Three Mistakes to Avoid When Pitching IT Spending

By Greg Baker

(Back to article)

Too often, IT approaches a meeting with the finance department armed with jargon and ready for battle. A better strategy is to get IT and finance professionals sitting face to face around a table where everyone can contribute, each in his or her own way, to the underlying well-being of the organization.

A good first step in establishing an effective collaboration between IT and the CFO is recognizing that IT is just one of the many budget requests that CFOs have to balance. This means that anything IT requests must first make sense within the overall strategic plan for the company.

At the highest level, the CFO’s role is to participate in determining the strategic direction of the company and to communicate that to shareholders and lenders. Below that, the CFO stewards fiscal responsibility; ensuring there are good controls in place and that the data required to make sound decisions is available. Where spending money on technology is involved, the CFO depends on IT for the data—both technical and financial—that he or she needs to make a decision with confidence. This is where IT makes the three most common mistakes:

Mistake #1: Forgetting About Payback - The most common mistake is when IT concentrates too much on how a project solves technical issues―things like bandwidth constraints or deployment requirements―but then fails to talk about payback; how the project can improve sales or reduce costs.

A Golden Rule of communication is to know your audience. It’s critical to stop and think about what the person who approves your project will look for. Lead off with a clear summary of what’s being sought and how it will help drive sales or reduce costs. This immediately grabs attention and makes a strong first impression.

Done creatively, even a generic storage upgrade can be positioned as achieving the lowest ongoing maintenance costs, or supporting the fastest record retrievals to improve customer satisfaction and sales. Put this in your introduction, and I guarantee your funding odds will improve.

Mistake #2: Using Unexplained Jargon - The second most frustrating situation for finance is when a request contains technical jargon that the CFO can’t understand, no matter how hard he or she may squint and try. For example, I recently received a bare bones request for a “3560 Catalyst switch to allow 10GB Ethernet attachments along with specialized cables and 10GB SFP connectors.” There was no translation of what this was or what the IT acronyms meant, much less how it would contribute to the well-being of the organization.

As a result, this request was delayed over a week until the requestor returned to the finance department and explained that the new switch would accelerate our data across multiple network devices, consume 30 percent less power and improve productivity with unified data, voice and video traffic.
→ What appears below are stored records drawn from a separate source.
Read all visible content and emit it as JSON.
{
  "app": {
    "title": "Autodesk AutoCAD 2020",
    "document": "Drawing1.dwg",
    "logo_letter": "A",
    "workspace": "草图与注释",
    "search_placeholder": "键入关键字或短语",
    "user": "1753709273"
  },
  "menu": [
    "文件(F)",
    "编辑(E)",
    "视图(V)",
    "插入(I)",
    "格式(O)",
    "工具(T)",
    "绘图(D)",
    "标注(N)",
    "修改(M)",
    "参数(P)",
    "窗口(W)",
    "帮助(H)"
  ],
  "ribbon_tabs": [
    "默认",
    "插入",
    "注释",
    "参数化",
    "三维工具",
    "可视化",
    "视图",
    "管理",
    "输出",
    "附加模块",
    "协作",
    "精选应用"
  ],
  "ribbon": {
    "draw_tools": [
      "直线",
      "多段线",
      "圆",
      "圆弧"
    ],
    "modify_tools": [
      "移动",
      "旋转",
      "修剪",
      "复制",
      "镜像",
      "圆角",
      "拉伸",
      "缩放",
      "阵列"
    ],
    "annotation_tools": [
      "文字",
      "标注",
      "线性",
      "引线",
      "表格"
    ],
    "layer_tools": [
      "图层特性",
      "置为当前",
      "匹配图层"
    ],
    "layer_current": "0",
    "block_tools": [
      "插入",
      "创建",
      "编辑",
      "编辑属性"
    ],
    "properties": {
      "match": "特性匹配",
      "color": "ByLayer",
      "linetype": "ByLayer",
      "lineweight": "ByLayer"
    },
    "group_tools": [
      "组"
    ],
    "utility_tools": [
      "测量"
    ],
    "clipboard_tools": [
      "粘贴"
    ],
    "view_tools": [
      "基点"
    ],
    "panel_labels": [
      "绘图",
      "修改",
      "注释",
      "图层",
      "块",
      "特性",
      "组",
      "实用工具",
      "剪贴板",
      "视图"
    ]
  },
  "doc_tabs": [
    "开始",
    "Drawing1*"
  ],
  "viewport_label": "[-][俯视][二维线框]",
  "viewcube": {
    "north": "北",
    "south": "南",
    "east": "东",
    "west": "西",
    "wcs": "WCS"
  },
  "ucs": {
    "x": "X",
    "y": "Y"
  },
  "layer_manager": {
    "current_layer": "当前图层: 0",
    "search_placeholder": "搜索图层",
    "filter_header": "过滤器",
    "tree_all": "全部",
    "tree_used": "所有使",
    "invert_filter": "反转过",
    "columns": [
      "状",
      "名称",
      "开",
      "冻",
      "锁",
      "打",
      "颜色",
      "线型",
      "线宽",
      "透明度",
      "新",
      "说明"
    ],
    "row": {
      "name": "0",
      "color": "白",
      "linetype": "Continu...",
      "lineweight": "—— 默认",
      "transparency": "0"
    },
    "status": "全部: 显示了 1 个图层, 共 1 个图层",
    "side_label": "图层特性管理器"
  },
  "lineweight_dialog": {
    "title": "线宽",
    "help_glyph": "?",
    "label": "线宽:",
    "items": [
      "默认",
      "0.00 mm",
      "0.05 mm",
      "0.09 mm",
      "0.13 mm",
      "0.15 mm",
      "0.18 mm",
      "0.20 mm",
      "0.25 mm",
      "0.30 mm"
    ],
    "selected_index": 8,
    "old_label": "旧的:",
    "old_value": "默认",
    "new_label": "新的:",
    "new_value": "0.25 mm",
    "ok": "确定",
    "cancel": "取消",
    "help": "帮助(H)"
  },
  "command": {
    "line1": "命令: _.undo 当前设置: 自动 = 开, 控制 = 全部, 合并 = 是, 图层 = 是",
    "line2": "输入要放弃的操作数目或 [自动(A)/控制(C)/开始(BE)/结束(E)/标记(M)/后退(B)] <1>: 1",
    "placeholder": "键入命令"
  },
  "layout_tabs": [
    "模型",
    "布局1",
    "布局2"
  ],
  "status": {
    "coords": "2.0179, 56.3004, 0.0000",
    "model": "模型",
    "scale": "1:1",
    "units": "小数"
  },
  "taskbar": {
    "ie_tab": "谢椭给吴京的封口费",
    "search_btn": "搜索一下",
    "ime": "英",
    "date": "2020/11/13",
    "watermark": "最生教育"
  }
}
That I could understand. Obviously the requestor knew this information. It just hadn’t occurred to him to include it in the original request for funding.
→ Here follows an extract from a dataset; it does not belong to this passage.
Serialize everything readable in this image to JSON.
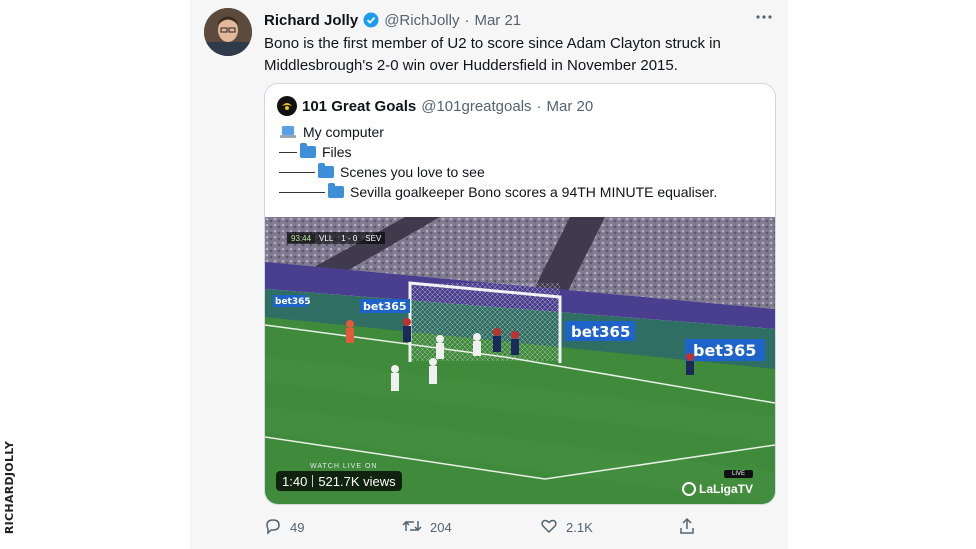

Don’t underestimate the language barrier between IT and finance and spend the upfront time translating your technical terms into business terms to get your point across.

Mistake #3: Incomplete Submissions - The third most common mistake is also the most avoidable. I can’t tell you how many capital requests I’ve seen that failed to mention the amount requested, the vendors being used, project timing or even who the requestor was and what business unit the requested IT was to support.

Most companies use a standard capital request form with standard boxes to fill out. Do yourself a favor: fill out the form completely and have someone proof it before hitting the send button. If the capital request form is complete and reads sensibly, you’ve eliminated many reasons for questions, delays and frustration. A completed form also shows a little collegial respect and means a win-win for everyone involved.

The Bottom Line

Having approved hundreds of requests, I know approval odds easily rise 50 percent when they spotlight business benefits in plain English with a fully completed form. The bottom line is that finance and IT professionals have a lot more in common than their sometimes antagonistic stance would suggest. They both tend to be very analytical and detail-oriented. Both are guilty of wrapping the obscurity of their respective specialties around them like a wizard’s robe, on occasion, and they obviously enjoy having their own jargon.

But in the current environment of tightening budgets and increasing competition, allowing IT and finance to speak two different languages is a luxury no business can afford.

Greg Baker is the chief financial officer for Logicalis, an international provider of integrated information and communications technology solutions and services, where he oversees finance, accounting, treasury and strategic planning. Prior to joining Logicalis, Mr. Baker held key finance positions with Thomson Reuters, a Tier-1 automotive supplier, private equity firm Talon LLC, and PricewaterhouseCoopers.